This article first appeared in The Edge Financial Daily, on March 10, 2016.
KUALA LUMPUR: Bank Negara Malaysia (BNM) kept overnight policy rate (OPR) at 3.25% and the statutory reserve requirement ratio (SRR) at 3.5% yesterday.
In its monetary policy statement yesterday, BNM said the central bank’s operations continue to ensure that “there is sufficient liquidity to support the orderly functioning of the money and foreign exchange markets”.
It noted that the financial system “continues to be sound with financial institutions operating with sufficient liquidity buffers”.
However, BNM’s statistics showed a 86% contraction on the broad money M3 over the past four years. The sharp fall in the money supply raises the concern on the liquidity in the financial system.
Economists contacted by The Edge Financial Daily concurred that the shrink in M3 is significant, and that the concern is not baseless.
Nonetheless, they opined that the current scenario is still manageable and is not yet alarming. Hence, there is no urgency for the central bank to take further measures.
“The liquidity concern is real but manageable and we believe that BNM looks at more than just one indicator to decide on the cut of the SRR,” said United Overseas Bank (Malaysia) Bhd economist Julia Goh.
She said there are evidence and indicators that the country’s liquidity situation has eased up following BNM’s move to cut the SRR by 50 basis points in January.
She cited the recent downward trend of the Kuala Lumpur Interbank Offered Rates (Klibor) as one of the indicators of the ease of a possible tight liquidity situation.
The three-month Klibor climbed from 3.69% in June 2015 to a 12-month high of 3.84% at end-December 2015 — which was near the five-year peak of 3.87% recorded in mid-December 2014. With the extra liquidity released from the central bank as a result of the SRR cut, interbank rates eased towards 3.71% as of yesterday.
Goh said the reversal of capital outflow so far this year also helped boost money supply in the system. She believed the ringgit has started to find its footing, and that foreign reserves also contributed to an improved domestic liquidity condition.
Goh said the decline in the M3 could also be due to the non-conventional investment products that have entered the market in recent years. “Perbadanan Insurans Deposit Malaysia did not guarantee these products and therefore, it’s not reflected in the calculation of M3. This could be a possible explanation of the sharp decline in M3.” she said.

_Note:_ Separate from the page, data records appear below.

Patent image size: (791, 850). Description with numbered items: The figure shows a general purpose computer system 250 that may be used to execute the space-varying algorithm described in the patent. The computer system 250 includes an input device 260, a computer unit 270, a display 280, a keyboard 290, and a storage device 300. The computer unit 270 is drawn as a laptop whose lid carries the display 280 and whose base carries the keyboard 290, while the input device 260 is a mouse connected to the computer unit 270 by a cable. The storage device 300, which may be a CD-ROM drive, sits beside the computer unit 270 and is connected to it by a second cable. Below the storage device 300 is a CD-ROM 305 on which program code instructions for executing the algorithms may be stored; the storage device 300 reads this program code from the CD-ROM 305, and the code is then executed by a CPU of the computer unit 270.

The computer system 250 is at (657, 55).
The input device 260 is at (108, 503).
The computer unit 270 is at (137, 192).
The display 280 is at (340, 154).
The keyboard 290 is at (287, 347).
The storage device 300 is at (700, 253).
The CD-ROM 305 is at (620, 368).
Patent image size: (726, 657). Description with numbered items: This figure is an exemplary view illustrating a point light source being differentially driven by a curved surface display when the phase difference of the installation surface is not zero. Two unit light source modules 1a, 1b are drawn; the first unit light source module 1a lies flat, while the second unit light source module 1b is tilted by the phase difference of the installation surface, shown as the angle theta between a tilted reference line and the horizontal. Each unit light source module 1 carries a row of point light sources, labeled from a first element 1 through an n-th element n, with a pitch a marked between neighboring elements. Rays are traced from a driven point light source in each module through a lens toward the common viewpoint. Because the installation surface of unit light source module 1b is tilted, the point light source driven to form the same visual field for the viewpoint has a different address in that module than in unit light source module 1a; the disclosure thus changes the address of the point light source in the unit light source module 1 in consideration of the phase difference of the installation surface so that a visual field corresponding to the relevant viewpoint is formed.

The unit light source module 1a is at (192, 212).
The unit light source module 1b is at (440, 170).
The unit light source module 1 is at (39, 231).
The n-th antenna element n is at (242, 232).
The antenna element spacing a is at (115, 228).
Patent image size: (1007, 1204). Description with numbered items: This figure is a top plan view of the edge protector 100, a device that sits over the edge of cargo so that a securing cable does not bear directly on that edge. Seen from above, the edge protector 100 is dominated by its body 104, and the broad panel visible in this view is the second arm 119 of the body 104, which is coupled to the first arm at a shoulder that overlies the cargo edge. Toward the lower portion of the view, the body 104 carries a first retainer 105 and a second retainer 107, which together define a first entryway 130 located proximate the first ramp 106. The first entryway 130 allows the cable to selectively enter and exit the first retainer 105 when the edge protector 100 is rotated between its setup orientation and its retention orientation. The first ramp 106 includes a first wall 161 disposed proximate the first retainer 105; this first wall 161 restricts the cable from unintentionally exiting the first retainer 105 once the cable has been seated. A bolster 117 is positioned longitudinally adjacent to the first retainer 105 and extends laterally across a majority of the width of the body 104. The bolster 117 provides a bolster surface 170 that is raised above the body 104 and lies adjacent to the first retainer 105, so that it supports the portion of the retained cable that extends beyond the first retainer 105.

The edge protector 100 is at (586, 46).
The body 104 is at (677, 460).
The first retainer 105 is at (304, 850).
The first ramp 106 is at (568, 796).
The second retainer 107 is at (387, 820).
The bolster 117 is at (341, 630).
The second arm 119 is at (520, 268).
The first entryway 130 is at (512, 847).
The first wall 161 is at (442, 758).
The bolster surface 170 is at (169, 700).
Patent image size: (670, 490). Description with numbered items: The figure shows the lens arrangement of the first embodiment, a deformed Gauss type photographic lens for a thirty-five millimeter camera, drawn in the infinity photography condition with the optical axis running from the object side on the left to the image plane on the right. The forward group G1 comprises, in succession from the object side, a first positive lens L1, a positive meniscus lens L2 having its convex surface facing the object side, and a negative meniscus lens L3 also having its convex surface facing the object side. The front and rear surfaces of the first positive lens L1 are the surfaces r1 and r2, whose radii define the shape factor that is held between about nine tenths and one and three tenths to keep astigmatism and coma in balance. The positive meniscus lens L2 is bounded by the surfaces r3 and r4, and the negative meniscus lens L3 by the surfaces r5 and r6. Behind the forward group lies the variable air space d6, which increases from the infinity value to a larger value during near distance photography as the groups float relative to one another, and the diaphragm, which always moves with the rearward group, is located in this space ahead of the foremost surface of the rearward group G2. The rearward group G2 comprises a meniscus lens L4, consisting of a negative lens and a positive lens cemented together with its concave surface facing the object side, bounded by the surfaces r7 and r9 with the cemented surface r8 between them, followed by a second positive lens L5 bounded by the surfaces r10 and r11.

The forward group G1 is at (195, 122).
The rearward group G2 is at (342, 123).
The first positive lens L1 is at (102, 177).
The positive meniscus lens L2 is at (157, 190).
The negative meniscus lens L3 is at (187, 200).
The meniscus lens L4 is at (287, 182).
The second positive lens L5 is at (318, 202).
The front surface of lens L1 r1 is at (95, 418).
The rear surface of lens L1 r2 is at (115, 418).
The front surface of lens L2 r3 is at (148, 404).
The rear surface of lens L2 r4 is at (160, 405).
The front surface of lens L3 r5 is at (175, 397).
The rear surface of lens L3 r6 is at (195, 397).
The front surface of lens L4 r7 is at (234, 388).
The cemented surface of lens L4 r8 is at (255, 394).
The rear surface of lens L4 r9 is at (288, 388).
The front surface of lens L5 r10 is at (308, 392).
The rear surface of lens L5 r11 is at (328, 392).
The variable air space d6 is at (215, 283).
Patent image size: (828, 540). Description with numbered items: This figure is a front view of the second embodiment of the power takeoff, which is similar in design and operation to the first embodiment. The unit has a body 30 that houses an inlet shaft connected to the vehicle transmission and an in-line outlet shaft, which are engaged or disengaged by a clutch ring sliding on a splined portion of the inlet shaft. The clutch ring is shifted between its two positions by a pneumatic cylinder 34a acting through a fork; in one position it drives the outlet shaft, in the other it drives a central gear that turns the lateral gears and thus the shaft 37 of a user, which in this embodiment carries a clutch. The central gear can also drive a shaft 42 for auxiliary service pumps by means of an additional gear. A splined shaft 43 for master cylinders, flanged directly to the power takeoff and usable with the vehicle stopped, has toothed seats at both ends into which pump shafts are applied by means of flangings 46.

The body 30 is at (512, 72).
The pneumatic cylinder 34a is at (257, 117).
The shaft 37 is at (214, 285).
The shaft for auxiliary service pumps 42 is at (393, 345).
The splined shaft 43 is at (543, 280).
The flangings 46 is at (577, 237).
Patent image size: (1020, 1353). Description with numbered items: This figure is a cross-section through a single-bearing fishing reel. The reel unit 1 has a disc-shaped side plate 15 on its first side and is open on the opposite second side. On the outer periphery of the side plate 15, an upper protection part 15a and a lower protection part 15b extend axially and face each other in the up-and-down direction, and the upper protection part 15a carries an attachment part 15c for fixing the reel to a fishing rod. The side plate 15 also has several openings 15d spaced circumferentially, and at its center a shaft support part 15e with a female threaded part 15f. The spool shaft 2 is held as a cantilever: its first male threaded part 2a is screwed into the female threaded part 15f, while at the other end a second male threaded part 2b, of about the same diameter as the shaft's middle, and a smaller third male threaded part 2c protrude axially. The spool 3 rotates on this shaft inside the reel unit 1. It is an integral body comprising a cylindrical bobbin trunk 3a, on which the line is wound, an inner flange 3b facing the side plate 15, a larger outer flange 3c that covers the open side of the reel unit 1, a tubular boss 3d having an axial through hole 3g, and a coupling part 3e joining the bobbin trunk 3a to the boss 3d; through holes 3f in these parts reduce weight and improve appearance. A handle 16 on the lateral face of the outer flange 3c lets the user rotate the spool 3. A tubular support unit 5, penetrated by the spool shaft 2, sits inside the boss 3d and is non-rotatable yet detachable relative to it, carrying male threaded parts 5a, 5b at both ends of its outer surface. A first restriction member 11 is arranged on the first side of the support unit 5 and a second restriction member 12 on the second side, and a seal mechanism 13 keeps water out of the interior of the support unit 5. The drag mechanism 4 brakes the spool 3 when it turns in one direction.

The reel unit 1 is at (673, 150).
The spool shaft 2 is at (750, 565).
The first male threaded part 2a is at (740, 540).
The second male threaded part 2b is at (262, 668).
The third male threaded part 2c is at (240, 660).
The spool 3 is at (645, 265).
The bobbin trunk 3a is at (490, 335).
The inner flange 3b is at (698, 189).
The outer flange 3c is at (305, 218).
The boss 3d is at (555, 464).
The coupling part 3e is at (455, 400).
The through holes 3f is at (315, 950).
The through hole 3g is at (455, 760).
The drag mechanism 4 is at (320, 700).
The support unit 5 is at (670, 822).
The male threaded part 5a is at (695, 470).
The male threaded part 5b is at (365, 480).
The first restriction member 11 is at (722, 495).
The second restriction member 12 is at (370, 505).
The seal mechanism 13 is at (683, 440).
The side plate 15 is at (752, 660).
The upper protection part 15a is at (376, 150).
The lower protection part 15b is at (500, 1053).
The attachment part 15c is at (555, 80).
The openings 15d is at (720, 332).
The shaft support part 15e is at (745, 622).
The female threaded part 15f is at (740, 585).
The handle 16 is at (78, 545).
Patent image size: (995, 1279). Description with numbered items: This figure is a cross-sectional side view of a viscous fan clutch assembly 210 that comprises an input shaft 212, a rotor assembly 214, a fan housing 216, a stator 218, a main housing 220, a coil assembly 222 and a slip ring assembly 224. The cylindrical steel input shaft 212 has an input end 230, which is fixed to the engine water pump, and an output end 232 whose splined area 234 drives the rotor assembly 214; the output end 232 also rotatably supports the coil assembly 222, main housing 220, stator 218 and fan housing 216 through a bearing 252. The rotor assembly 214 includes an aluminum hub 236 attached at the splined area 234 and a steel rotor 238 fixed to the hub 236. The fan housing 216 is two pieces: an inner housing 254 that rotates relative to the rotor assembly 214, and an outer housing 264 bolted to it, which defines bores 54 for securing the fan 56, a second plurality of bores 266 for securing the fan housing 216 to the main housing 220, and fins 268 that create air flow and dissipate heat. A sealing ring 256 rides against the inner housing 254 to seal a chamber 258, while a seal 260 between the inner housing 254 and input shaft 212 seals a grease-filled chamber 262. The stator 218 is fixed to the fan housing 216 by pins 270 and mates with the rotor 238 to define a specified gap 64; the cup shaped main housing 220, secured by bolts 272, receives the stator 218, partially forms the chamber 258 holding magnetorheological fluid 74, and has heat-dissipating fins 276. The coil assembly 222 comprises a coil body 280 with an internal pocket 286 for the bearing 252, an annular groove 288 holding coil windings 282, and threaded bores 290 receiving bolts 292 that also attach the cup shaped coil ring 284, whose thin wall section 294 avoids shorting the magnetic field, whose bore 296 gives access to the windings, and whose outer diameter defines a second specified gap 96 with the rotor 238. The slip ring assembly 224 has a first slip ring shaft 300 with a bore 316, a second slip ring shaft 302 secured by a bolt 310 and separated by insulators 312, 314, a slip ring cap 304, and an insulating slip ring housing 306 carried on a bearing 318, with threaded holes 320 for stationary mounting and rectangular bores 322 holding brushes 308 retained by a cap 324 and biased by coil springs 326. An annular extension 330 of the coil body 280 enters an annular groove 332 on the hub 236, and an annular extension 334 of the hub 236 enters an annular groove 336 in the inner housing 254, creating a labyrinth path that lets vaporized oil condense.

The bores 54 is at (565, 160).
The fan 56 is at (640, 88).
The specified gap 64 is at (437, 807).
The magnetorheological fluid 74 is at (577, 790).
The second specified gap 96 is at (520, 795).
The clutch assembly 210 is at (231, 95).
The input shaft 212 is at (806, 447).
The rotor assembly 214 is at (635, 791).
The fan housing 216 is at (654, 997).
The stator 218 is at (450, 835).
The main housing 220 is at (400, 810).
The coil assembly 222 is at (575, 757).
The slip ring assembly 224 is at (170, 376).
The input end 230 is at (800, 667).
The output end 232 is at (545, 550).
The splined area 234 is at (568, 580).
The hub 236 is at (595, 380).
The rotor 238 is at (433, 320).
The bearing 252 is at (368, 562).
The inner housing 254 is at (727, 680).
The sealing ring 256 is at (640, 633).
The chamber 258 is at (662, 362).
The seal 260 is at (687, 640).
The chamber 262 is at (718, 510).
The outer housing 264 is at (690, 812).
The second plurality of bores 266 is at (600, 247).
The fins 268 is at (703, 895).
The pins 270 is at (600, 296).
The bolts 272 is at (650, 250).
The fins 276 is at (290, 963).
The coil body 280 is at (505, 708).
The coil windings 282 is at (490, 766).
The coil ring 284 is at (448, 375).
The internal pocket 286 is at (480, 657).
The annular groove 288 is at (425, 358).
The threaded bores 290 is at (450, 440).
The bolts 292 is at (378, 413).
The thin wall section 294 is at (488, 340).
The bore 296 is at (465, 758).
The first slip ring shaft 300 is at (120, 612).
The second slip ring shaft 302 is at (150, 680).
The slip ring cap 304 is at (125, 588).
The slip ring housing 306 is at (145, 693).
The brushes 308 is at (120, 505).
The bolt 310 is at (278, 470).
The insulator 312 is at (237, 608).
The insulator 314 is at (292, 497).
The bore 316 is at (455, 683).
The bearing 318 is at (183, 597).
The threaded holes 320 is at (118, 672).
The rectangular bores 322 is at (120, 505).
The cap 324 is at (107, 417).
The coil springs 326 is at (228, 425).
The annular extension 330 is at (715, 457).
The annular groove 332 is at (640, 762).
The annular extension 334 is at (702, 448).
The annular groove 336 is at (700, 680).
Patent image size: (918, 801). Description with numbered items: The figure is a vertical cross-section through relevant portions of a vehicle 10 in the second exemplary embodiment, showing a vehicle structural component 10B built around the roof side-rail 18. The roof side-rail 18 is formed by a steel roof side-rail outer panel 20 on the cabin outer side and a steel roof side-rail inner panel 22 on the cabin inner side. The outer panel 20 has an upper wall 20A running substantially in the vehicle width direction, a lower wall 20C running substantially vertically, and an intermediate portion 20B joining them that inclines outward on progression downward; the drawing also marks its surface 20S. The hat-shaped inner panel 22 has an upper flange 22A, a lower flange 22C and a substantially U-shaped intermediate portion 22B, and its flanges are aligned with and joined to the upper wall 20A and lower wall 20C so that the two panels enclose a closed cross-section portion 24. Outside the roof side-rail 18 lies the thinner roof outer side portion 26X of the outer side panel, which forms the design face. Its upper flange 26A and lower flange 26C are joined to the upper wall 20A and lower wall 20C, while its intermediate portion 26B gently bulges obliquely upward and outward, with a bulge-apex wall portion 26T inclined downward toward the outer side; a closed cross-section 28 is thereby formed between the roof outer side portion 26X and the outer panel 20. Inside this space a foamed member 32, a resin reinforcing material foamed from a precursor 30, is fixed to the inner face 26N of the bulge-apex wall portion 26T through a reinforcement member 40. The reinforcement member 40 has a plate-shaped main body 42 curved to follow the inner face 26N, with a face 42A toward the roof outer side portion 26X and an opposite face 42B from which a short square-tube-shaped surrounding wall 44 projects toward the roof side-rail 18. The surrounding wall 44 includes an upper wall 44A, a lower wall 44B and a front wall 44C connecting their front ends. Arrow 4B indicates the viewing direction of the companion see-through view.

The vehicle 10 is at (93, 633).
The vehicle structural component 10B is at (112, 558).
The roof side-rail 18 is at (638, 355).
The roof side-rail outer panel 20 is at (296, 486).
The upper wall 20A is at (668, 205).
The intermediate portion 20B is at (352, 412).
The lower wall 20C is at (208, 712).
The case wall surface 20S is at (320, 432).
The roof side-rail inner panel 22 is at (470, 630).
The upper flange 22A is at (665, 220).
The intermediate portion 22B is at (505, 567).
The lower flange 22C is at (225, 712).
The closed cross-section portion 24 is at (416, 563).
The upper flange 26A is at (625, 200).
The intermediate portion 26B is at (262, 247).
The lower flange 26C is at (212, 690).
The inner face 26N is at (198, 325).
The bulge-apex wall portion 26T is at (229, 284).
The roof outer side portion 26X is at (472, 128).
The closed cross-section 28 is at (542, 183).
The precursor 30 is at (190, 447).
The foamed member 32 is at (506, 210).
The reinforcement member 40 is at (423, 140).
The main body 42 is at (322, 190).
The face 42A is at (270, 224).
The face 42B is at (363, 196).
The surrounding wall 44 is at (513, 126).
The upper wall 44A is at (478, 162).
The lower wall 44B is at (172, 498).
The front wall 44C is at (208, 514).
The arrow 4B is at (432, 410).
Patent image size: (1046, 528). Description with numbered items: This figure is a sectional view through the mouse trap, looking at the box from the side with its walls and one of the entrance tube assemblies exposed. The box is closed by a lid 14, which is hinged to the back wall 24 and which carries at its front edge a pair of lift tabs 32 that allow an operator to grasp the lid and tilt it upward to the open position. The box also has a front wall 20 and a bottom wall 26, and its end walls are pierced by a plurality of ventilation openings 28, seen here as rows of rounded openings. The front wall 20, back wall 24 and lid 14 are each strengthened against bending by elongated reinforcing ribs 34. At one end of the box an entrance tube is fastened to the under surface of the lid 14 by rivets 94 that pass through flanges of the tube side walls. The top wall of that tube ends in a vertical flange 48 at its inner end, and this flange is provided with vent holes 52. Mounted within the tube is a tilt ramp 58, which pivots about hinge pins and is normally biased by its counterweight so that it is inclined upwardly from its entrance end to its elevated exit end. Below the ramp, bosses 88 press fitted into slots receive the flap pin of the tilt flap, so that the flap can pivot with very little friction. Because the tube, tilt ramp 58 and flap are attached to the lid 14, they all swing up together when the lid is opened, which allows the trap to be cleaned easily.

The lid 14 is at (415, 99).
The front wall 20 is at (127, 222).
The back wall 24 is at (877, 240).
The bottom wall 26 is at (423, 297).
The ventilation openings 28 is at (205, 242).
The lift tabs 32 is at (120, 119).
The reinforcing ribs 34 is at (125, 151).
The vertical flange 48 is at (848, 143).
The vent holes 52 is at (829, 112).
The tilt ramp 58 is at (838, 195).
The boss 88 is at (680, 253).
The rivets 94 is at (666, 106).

“In the fourth quarter of 2015, Malaysia’s economy grew 4.5% from a year earlier, which is higher than forecasted. This is a fairly commendable growth rate.
“While a further slowdown is expected, as seen from January’s exports and imports figures, there is no urgency for the central bank to cut the OPR or the SRR,” she said.
Exports in January dropped 2.8% year-on-year (y-o-y) compared to a 1.4% growth in December 2015. Imports grew 3.3% y-o-y and was slightly stronger against 3.2% in the preceding month. However, it was lower than economists’ forecast of 4.9%.
“We believe that the BNM is holding on to its options while waiting to see the effectiveness of the pre-emptive measures taken by the government in the revised Budget 2016,” Goh said.
Affin Hwang Capital Research chief economist Alan Tan concurs that the liquidity condition in the country is manageable.
“Whether BNM will eventually cut the SRR or not, we think that the liquidity situation has improved a lot from last year,” said Tan.
Tan said if the BNM were to cut the SRR, it would be more of a signal to the market that the central bank would provide liquidity.
“I don’t think there is a need to cut the OPR rate for this round and even for the rest of 2016 under the current environment,” he added.